We often confuse love with admiration.  Love is a feeling that you have or a behavior that we use.  It rarely makes any sense.  Typically, no one really knows why anybody loves anybody else.  We just do.  Once you understand that concept, then the need to impress people with our infallibility or to be better than or more interesting than everyone else or just our competitor, ceases to be of the utmost importance.  Accepting the help of others is not a sin or an indication of weakness.  It is a testament to the strength of your character.  When you are able to accept instruction, direction, and help from others, you have finally started to set aside some of the aspects of ego which can be so terribly debilitating.  

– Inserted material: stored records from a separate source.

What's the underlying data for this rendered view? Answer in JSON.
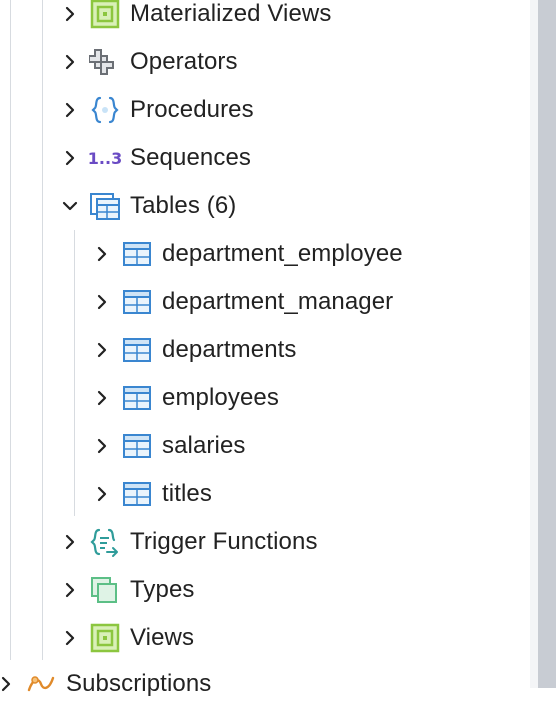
{
  "tree": {
    "schema_items": [
      {
        "label": "Materialized Views",
        "icon": "materialized-view-icon",
        "expanded": false
      },
      {
        "label": "Operators",
        "icon": "operator-icon",
        "expanded": false
      },
      {
        "label": "Procedures",
        "icon": "procedure-icon",
        "expanded": false
      },
      {
        "label": "Sequences",
        "icon": "sequence-icon",
        "icon_text": "1..3",
        "expanded": false
      },
      {
        "label": "Tables (6)",
        "icon": "tables-icon",
        "expanded": true
      },
      {
        "label": "Trigger Functions",
        "icon": "trigger-function-icon",
        "expanded": false
      },
      {
        "label": "Types",
        "icon": "type-icon",
        "expanded": false
      },
      {
        "label": "Views",
        "icon": "view-icon",
        "expanded": false
      }
    ],
    "tables": [
      {
        "label": "department_employee",
        "icon": "table-icon"
      },
      {
        "label": "department_manager",
        "icon": "table-icon"
      },
      {
        "label": "departments",
        "icon": "table-icon"
      },
      {
        "label": "employees",
        "icon": "table-icon"
      },
      {
        "label": "salaries",
        "icon": "table-icon"
      },
      {
        "label": "titles",
        "icon": "table-icon"
      }
    ],
    "database_items": [
      {
        "label": "Subscriptions",
        "icon": "subscriptions-icon",
        "expanded": false
      }
    ]
  },
  "colors": {
    "text": "#222222",
    "chevron": "#222222",
    "green_icon": "#8cc63f",
    "table_icon": "#3a86d0",
    "sequence_icon": "#6a4bc4",
    "gray_icon": "#6b6f75",
    "guide_line": "#d7dbe0"
  }
}
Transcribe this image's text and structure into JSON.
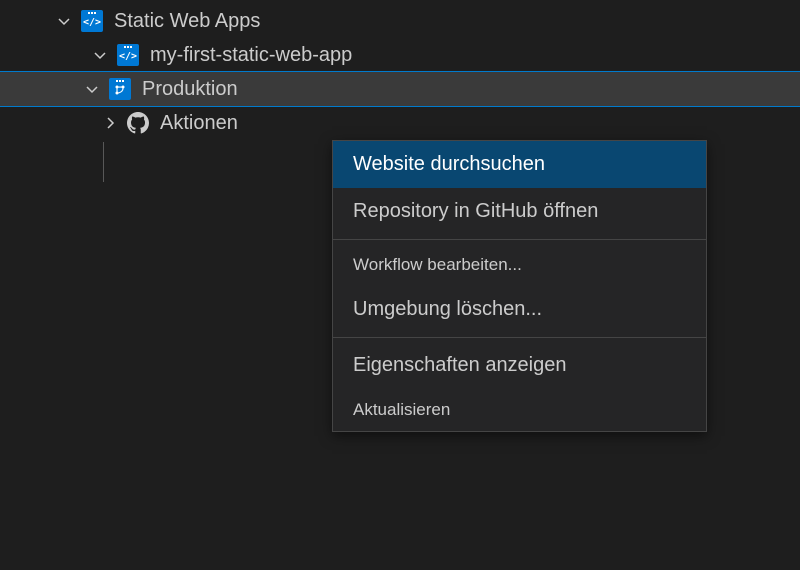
{
  "tree": {
    "root": {
      "label": "Static Web Apps"
    },
    "app": {
      "label": "my-first-static-web-app"
    },
    "env": {
      "label": "Produktion"
    },
    "actions": {
      "label": "Aktionen"
    }
  },
  "contextMenu": {
    "items": [
      {
        "label": "Website durchsuchen",
        "highlighted": true
      },
      {
        "label": "Repository in GitHub öffnen"
      },
      {
        "label": "Workflow bearbeiten...",
        "small": true
      },
      {
        "label": "Umgebung löschen..."
      },
      {
        "label": "Eigenschaften anzeigen"
      },
      {
        "label": "Aktualisieren",
        "small": true
      }
    ]
  }
}
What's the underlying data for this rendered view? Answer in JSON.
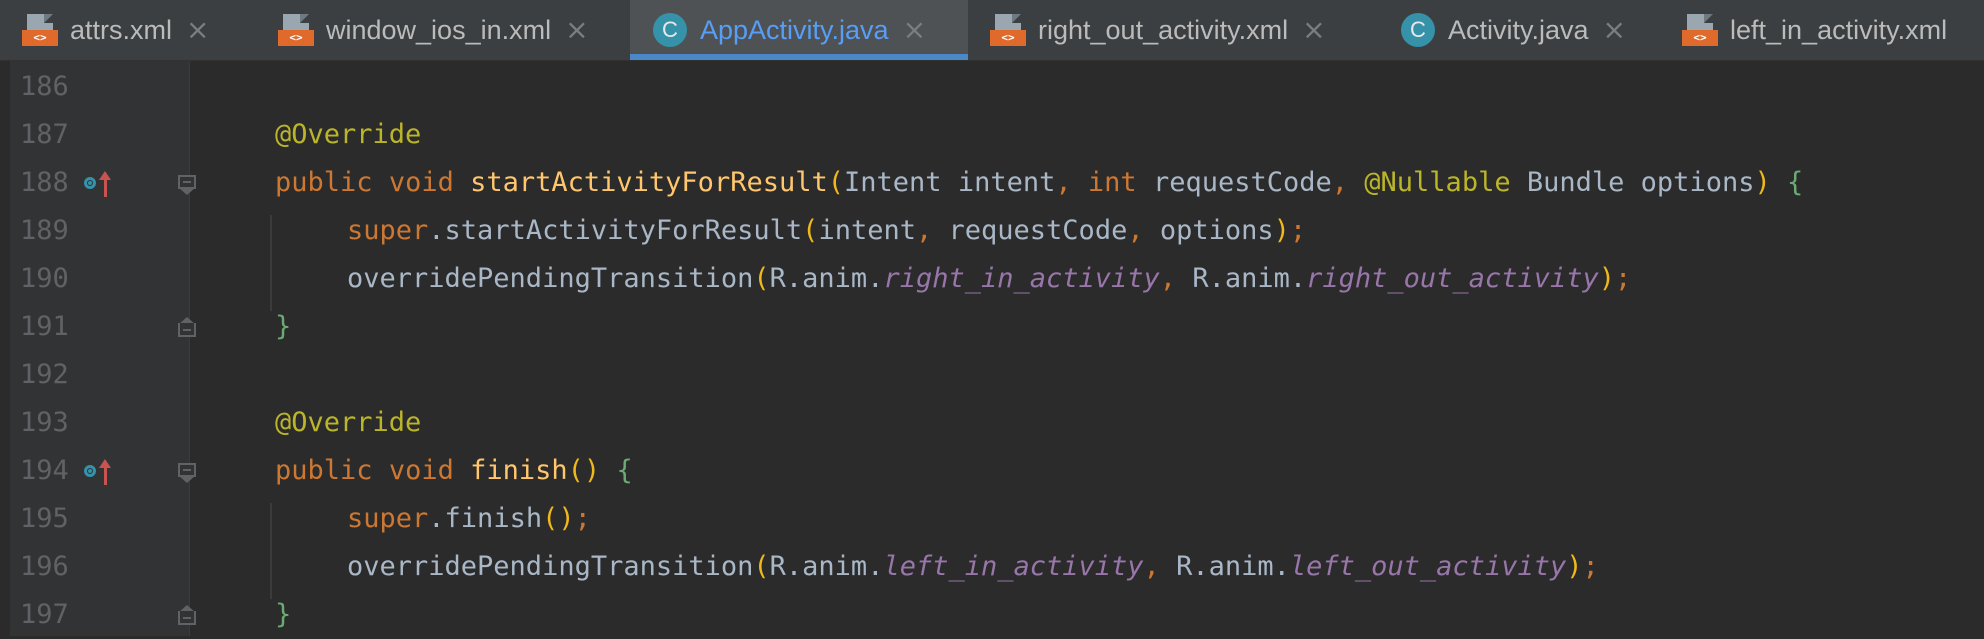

A bit of confusion can set in when we are children because pleasing our parents with our successes seems to produce love.  In reality, any success of a child is the success of the parent.  The parent is obligated to give positive reinforcement when the child has done well.  Thats how you train anybody, animal or human.  Thats how you give them language, culture, and morality.  But, when we don't set aside the concept that we must always be right or else we are inferior and therefore not worthwhile, things do fall apart.  Once this lesson has been learned, the world starts to make more sense.  Not only do you get to learn the other lessons available to you, but you also start to recognize the habits of the ego in others and when it might creep back into yourself.  This tid bit of ego recognition is the nose of the camel under the tent, once in for a little nostril the rest of the camel is short to follow and bring down the house of cards known as sadness, fear, anger, and resentment.  Usually people are mean to us and cause us pain because they are experiencing an attack of the ego which evokes the ego in us.  Once that lesson is in turn understood, the power of caustic words is lessened.  One is still, as mentioned above, obligated to disallow continued verbal or physical abuse, but it does lessen the sting.

I highly recommend Eckhart Tolle's book, "A new Earth".  He describes the ego and also something else called "Pain Body."  These are handy terms to describe a phenomena that all of us have experienced.  I found that book to be helpful in letting go of the embarrassment about my body, what my body was going to be, and fear of being seen exercising.  All of these feelings had to be let go and I am constantly re-evaluating my response to stimuli/situations in an effort to encourage continued progress in my quest for physical fitness.